Id. at 665-6, 102 S.Ct. at 2083.
This court has long adhered to the jurisdictional principles espoused by the various authorities above. NLRB v. Marshall Maintenance Corp., 320 F.2d 641 (3d Cir. 1963), is one of the seminal cases where this court has stated with precision our construction of § 10(e). In Marshall, where the facts differed from those in the instant case, we denied enforcement of an NLRB order where the Board improperly determined that a premature mail pickup resulting in a one-day delay in filing of exceptions did not constitute a neglect which amounted to an extraordinary circumstance. Id. at 645.
Indeed, petitioner never filed any exceptions to the Board's order and never filed any petitions for reconsideration. Unlike Marshall, petitioner fits into that mold of cases cited by Judge Kalodner which were "inapposite" to the Marshall facts, and thus where there was an absence of extraordinary circumstances.
Although one member of the Board dissented from its decision and argued that default judgment was improper because petitioner's answer to the original complaint sufficiently answered the charge as to the employee Bylina, and the Board responded to the dissenter's argument in a footnote, this brief reference to the merits in the Board's decision does not excuse petitioner from its statutory obligation under § 10(e) to file exceptions presenting and preserving its argument to the Board.
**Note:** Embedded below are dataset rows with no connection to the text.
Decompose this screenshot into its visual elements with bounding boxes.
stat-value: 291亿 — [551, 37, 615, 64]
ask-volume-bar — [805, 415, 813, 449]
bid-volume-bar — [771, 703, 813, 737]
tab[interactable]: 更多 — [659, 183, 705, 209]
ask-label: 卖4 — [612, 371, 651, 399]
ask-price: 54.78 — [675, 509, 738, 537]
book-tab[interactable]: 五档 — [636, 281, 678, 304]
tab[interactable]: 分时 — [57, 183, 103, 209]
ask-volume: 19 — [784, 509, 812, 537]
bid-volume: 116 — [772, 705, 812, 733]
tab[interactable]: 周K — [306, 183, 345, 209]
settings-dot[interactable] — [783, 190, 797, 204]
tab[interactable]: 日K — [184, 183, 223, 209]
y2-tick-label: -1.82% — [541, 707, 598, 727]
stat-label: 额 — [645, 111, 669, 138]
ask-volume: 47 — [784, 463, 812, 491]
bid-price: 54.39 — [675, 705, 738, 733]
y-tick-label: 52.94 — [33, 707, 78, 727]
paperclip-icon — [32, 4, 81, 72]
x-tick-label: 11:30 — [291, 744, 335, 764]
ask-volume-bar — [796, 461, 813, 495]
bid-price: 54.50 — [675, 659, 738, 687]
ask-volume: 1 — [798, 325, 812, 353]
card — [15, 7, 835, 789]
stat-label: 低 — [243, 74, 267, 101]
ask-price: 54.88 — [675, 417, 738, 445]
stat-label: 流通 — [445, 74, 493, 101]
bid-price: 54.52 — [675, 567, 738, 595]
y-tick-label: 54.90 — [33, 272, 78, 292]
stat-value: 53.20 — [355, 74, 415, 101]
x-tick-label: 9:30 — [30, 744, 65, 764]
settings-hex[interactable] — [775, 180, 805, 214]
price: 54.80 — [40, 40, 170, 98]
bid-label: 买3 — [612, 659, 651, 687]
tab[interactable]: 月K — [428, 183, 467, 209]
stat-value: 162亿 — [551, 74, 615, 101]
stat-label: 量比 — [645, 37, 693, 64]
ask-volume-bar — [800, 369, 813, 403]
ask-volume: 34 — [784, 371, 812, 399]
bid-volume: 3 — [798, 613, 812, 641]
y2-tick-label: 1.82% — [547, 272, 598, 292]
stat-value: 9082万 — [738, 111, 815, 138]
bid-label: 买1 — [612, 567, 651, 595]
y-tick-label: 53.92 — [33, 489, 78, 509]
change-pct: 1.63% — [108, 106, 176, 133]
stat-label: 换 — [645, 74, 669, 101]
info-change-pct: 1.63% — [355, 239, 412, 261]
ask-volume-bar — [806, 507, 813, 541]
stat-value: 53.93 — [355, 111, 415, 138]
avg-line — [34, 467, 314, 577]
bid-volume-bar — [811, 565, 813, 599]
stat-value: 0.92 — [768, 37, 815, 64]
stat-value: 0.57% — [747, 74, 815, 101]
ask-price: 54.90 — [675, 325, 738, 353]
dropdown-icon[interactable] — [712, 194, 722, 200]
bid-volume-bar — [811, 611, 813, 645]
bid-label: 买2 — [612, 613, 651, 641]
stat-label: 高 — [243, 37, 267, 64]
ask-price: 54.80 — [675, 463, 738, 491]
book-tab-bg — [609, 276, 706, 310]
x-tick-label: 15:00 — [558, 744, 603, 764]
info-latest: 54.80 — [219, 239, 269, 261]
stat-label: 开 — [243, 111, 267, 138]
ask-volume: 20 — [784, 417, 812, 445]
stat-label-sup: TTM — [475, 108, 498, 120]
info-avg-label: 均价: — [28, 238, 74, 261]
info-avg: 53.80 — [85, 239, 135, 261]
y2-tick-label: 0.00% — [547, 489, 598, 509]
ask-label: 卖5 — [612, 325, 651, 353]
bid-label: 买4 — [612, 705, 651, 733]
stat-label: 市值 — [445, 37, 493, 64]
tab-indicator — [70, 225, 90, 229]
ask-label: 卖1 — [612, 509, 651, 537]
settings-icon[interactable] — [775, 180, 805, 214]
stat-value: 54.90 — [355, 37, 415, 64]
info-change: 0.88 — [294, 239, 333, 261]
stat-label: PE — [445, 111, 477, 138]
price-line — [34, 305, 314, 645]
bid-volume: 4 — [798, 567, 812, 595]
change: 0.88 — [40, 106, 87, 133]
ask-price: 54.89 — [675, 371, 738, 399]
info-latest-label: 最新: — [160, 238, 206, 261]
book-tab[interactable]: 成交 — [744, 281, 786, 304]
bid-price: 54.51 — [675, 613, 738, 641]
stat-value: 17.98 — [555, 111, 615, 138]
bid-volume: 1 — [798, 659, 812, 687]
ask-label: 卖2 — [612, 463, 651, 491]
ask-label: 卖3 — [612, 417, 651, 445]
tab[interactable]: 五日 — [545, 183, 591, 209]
No exceptions were ever filed, nor was there any excuse advanced to the Board or to the Court for the failure to do so, in National Labor Relations Board v. Perry, 244 F.2d 17 (4th Cir. 1957); National Labor Relations Board v. Pugh Barr, Inc., 194 F.2d 217 (4th Cir. 1952); National Labor Relations Board v. Noroian, 193 F.2d 172 (9th Cir. 1951), and National Labor Relations Board v. Auburn Curtain Co., Inc., 193 F.2d 826 (1st Cir. 1951). In each of these cases the Court specifically pointed to the fact that the respondent had neither filed exceptions with the Board nor presented to it any excuse or explanation for failure to do so, and held that, under the provisions of Section 10(e) of the Act as amended, each respondent was precluded from challenging the validity of the Board's order in summary enforcement proceedings.
NLRB v. Marshall Maintenance Corp., 320 F.2d at 643, (footnotes omitted).